You are what you eat graphic with words and people holding food

Understanding eating challenges for Kids in care

Children in care often face unique struggles with eating habits. These challenges are rooted in their experiences of early neglect, trauma, and disrupted routines, creating a perfect storm for problematic eating behaviours. While the research is still quite young, there’s already a lot to unpack about how these patterns develop and what can be done to help.
First, let’s talk about the link between neglect and food. Food shortages are a key sign of neglect, and for many children entering care, food insecurity has shaped their earliest memories. This can lead to behaviours like hoarding, overeating, or even eating non-food items. Add to this the instability of moving between homes and carers, and it’s no wonder consistent eating habits can be tough to build.

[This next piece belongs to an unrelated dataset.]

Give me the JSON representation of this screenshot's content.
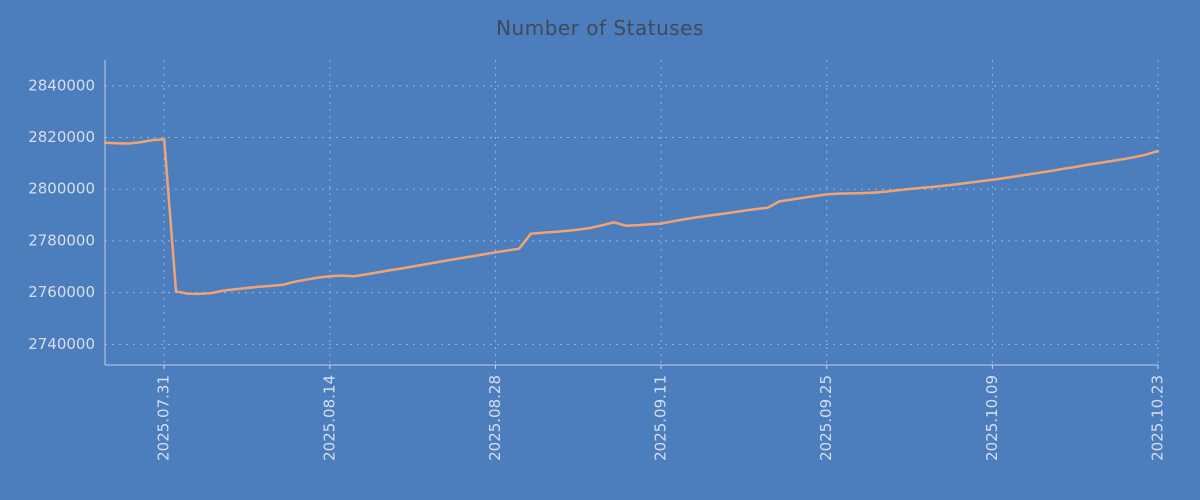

Interestingly, these eating behaviours can swing both ways. Some children may undereat, while others might lean into hyperphagia- overeating to the point of excess. Both extremes risk malnutrition, which can have long-term physical and mental health effects. On top of this, children in care settings are often exposed to unhealthy diets, heavy on ultra-processed foods and light on fruits and veggies. There are many reasons for this but some include: budgets, eating habits of carers, feeding large groups of people, support staff lacking the skills and knowledge to cook nutritious meals, Poor nutrition like this is tied to risks of obesity, heart disease, and even mental health issues like anxiety and depression.

A major hurdle here is understanding the “why”. Why do kids in care eat differently than their peers? One leading idea is the bio-psychosocial model, which looks at biological vulnerabilities, psychological stressors, and social influences all working together. For example, children who experienced food insecurity might develop a preoccupation with food, leading to hoarding or secret eating. Others might avoid new foods altogether—a phenomenon called food neophobia.
So, what can we do about it? Research into effective interventions is still in its early days, but there’s hope. Tailored strategies could include better training for carers on nutritional needs, routines, and how to handle challenging behaviors at mealtimes. Borrowing lessons from other groups- like neurodivergent children, for whom specialised feeding strategies are now well documented- could also pave the way.

The big takeaway? Kids in care need more than just food on the table; they need a thoughtful approach that considers their history, emotions, and environment. By focusing on early intervention and understanding the root causes of their behaviors, we can help them build healthier relationships with food- for life.